Familias de dos diferentes colegios trabajaron juntas para llevar sonrisas a aquellos que más lo necesitan, no sin antes aprender una gran lección: las barreras que separan pueden ser fácilmente destruidas si entendemos que es más lo que une que lo que nos separa.

Iniciativas
«No podemos vivir y dormir tranquilos mientras miles de hermanos nuestros, muy cerca de nosotros, carecen de lo más indispensable para llevar una vida humana digna». S. Juan Pablo II, México 1990.

El Colegio Meyalli nació como una iniciativa de un grupo de fieles del Opus Dei y amigos suyos que, animados por el beato Álvaro del Portillo, respondieron al urgente llamado de san Juan Pablo II en el Valle de Chalco.

Meyalli inició su labor con tan sólo 35 alumnos de preescolar, duplicando la matrícula unos meses después, en enero de 1992, en este mismo año se integró primaria y siguió con secundaria en 1996. A partir del ciclo escolar 2009-2010, inició la preparatoria.

A finales de 2016 un grupo de doce familias del Colegio Yaocalli retomaron el área de Acción Social para que, en cada ciclo escolar, las familias pudieran llevar a cabo tareas de ayuda a sectores vulnerables de la Ciudad de México y área metropolitana.

Este fue el primero de una serie de cinco actividades que se están llevando a cabo a lo largo de este ciclo escolar. El primer paso fue identificar a aquellas familias que tuvieran facilidad y gusto por el servicio a los demás. Después buscaron a otras familias similares en el Colegio Meyalli que estuvieran dispuestas a aprender y compartir tiempo con otras familias.

La primera actividad fue la organización de un bazar, el cual inició el 21 de enero. El objetivo de este bazar fue que las alumnas del Yaocalli colaboraran con la donación de prendas en buen estado para llevarlas a Meyalli y ahí pudieran venderse a precios accesibles. Las familias involucradas trabajaron en equipo montando y acomodando todo para el bazar.

Conforme se fue dando la plática se dieron cuenta que no es más lo que los diferencia, si no lo que los une..

Después de la presentación tanto del colegio como de las familias, comenzaron el recorrido por el terreno.
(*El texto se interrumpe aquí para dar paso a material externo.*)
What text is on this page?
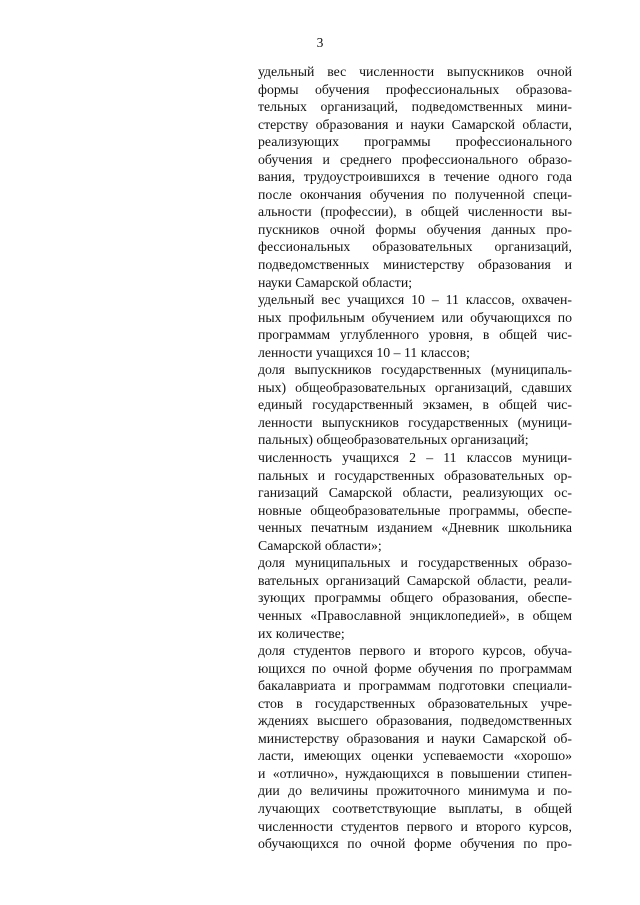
3
удельный вес численности выпускников очной
формы обучения профессиональных образова-
тельных организаций, подведомственных мини-
стерству образования и науки Самарской области,
реализующих программы профессионального
обучения и среднего профессионального образо-
вания, трудоустроившихся в течение одного года
после окончания обучения по полученной специ-
альности (профессии), в общей численности вы-
пускников очной формы обучения данных про-
фессиональных образовательных организаций,
подведомственных министерству образования и
науки Самарской области;
удельный вес учащихся 10 – 11 классов, охвачен-
ных профильным обучением или обучающихся по
программам углубленного уровня, в общей чис-
ленности учащихся 10 – 11 классов;
доля выпускников государственных (муниципаль-
ных) общеобразовательных организаций, сдавших
единый государственный экзамен, в общей чис-
ленности выпускников государственных (муници-
пальных) общеобразовательных организаций;
численность учащихся 2 – 11 классов муници-
пальных и государственных образовательных ор-
ганизаций Самарской области, реализующих ос-
новные общеобразовательные программы, обеспе-
ченных печатным изданием «Дневник школьника
Самарской области»;
доля муниципальных и государственных образо-
вательных организаций Самарской области, реали-
зующих программы общего образования, обеспе-
ченных «Православной энциклопедией», в общем
их количестве;
доля студентов первого и второго курсов, обуча-
ющихся по очной форме обучения по программам
бакалавриата и программам подготовки специали-
стов в государственных образовательных учре-
ждениях высшего образования, подведомственных
министерству образования и науки Самарской об-
ласти, имеющих оценки успеваемости «хорошо»
и «отлично», нуждающихся в повышении стипен-
дии до величины прожиточного минимума и по-
лучающих соответствующие выплаты, в общей
численности студентов первого и второго курсов,
обучающихся по очной форме обучения по про-
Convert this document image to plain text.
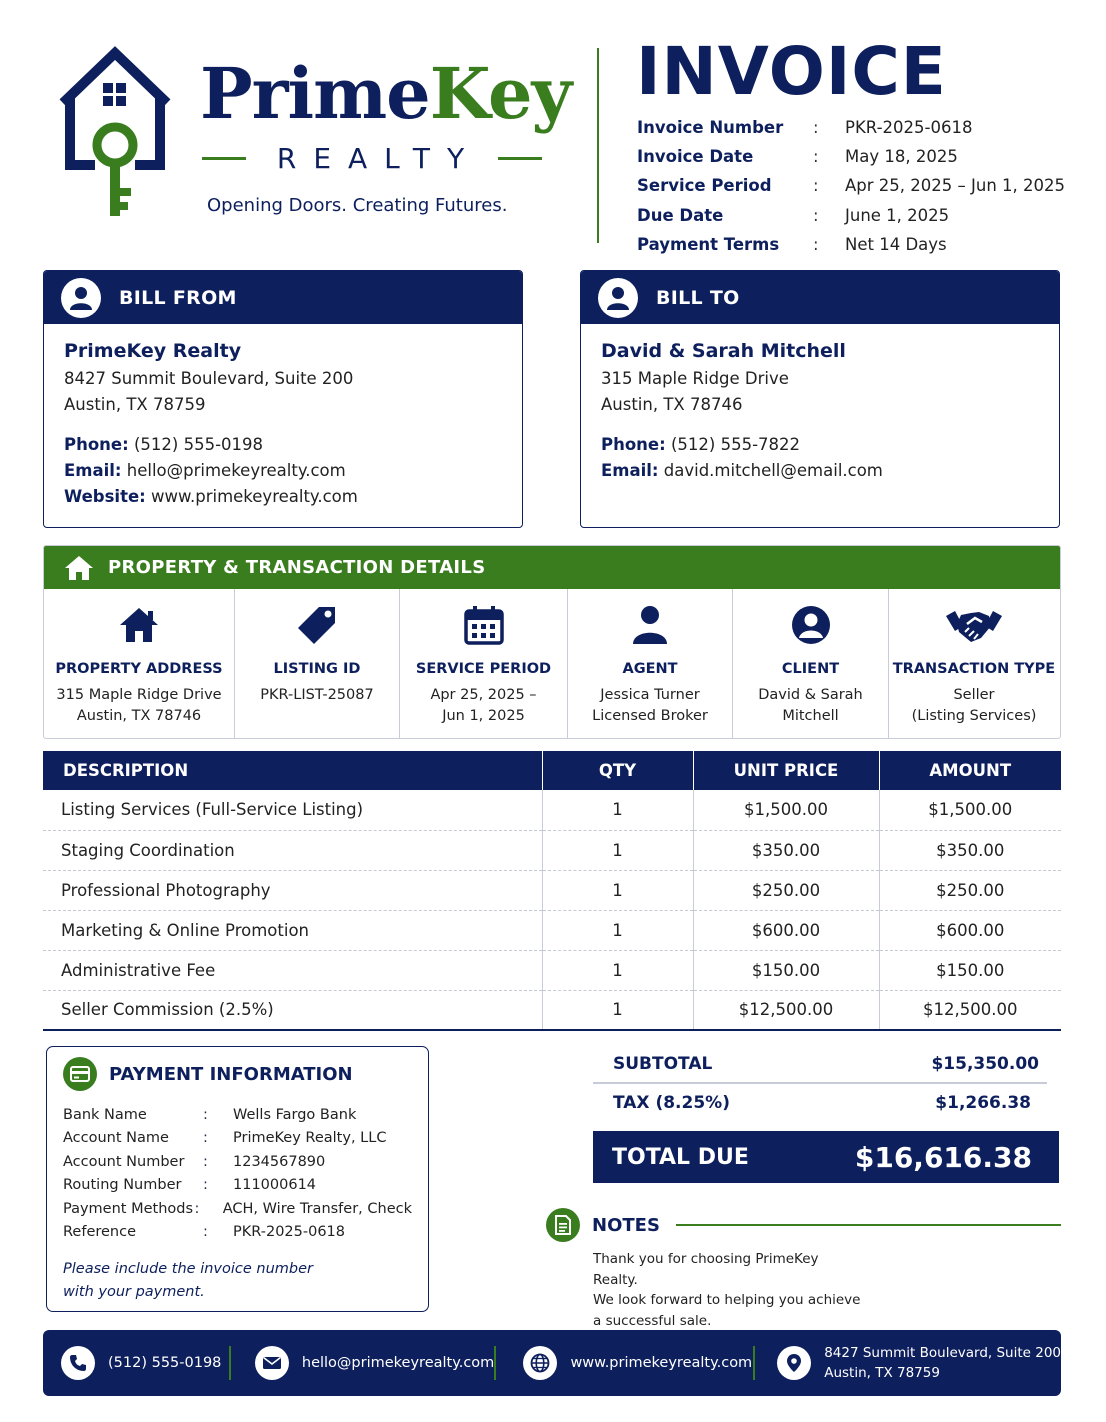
PrimeKey
REALTY
Opening Doors. Creating Futures.
INVOICE
Invoice Number	:	PKR-2025-0618
Invoice Date	:	May 18, 2025
Service Period	:	Apr 25, 2025 – Jun 1, 2025
Due Date	:	June 1, 2025
Payment Terms	:	Net 14 Days
BILL FROM
PrimeKey Realty
8427 Summit Boulevard, Suite 200
Austin, TX 78759
Phone: (512) 555-0198
Email: hello@primekeyrealty.com
Website: www.primekeyrealty.com
BILL TO
David & Sarah Mitchell
315 Maple Ridge Drive
Austin, TX 78746
Phone: (512) 555-7822
Email: david.mitchell@email.com
PROPERTY & TRANSACTION DETAILS
PROPERTY ADDRESS
315 Maple Ridge Drive
Austin, TX 78746
LISTING ID
PKR-LIST-25087
SERVICE PERIOD
Apr 25, 2025 –
Jun 1, 2025
AGENT
Jessica Turner
Licensed Broker
CLIENT
David & Sarah
Mitchell
TRANSACTION TYPE
Seller
(Listing Services)
DESCRIPTION	QTY	UNIT PRICE	AMOUNT
Listing Services (Full-Service Listing)	1	$1,500.00	$1,500.00
Staging Coordination	1	$350.00	$350.00
Professional Photography	1	$250.00	$250.00
Marketing & Online Promotion	1	$600.00	$600.00
Administrative Fee	1	$150.00	$150.00
Seller Commission (2.5%)	1	$12,500.00	$12,500.00
PAYMENT INFORMATION
Bank Name	:	Wells Fargo Bank
Account Name	:	PrimeKey Realty, LLC
Account Number	:	1234567890
Routing Number	:	111000614
Payment Methods :	ACH, Wire Transfer, Check
Reference	:	PKR-2025-0618
Please include the invoice number
with your payment.
SUBTOTAL	$15,350.00
TAX (8.25%)	$1,266.38
TOTAL DUE	$16,616.38
NOTES
Thank you for choosing PrimeKey Realty.
We look forward to helping you achieve
a successful sale.
(512) 555-0198	hello@primekeyrealty.com	www.primekeyrealty.com
8427 Summit Boulevard, Suite 200
Austin, TX 78759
Cada rincón ha sido cuidado y diseñado especialmente para que las alumnas y maestras puedan sacarle el máximo provecho a las instalaciones, reflejando la dedicación y la huella de tantas generaciones que han pasado por ese lugar.

Para el montaje del bazar, decidieron armar equipos y al cabo de unas horas, los salones en donde estaban exhibidas las prendas quedaron listos para recibir a la clientela. Después de una mañana entera de trabajo y lleno de actividades, procedieron a compartir alimentos, las familias del Yaocalli llevaron el plato fuerte mientras que las de Meyalli pusieron los postres y el agua. Conforme se fue dando la plática se dieron cuenta que no es más lo que los diferencia, si no lo que los une; que tenían más cosas en común de lo que ellos habían imaginado. Con un poco de voluntad y buen ánimo, estas barreras se rompen y se logran grandes amistades.

Desde 1991 se han educado a más de 15 mil niñas, formando mujeres con valores que después se convierten en generadoras de desarrollo y crecimiento del medio en el que se desenvuelven.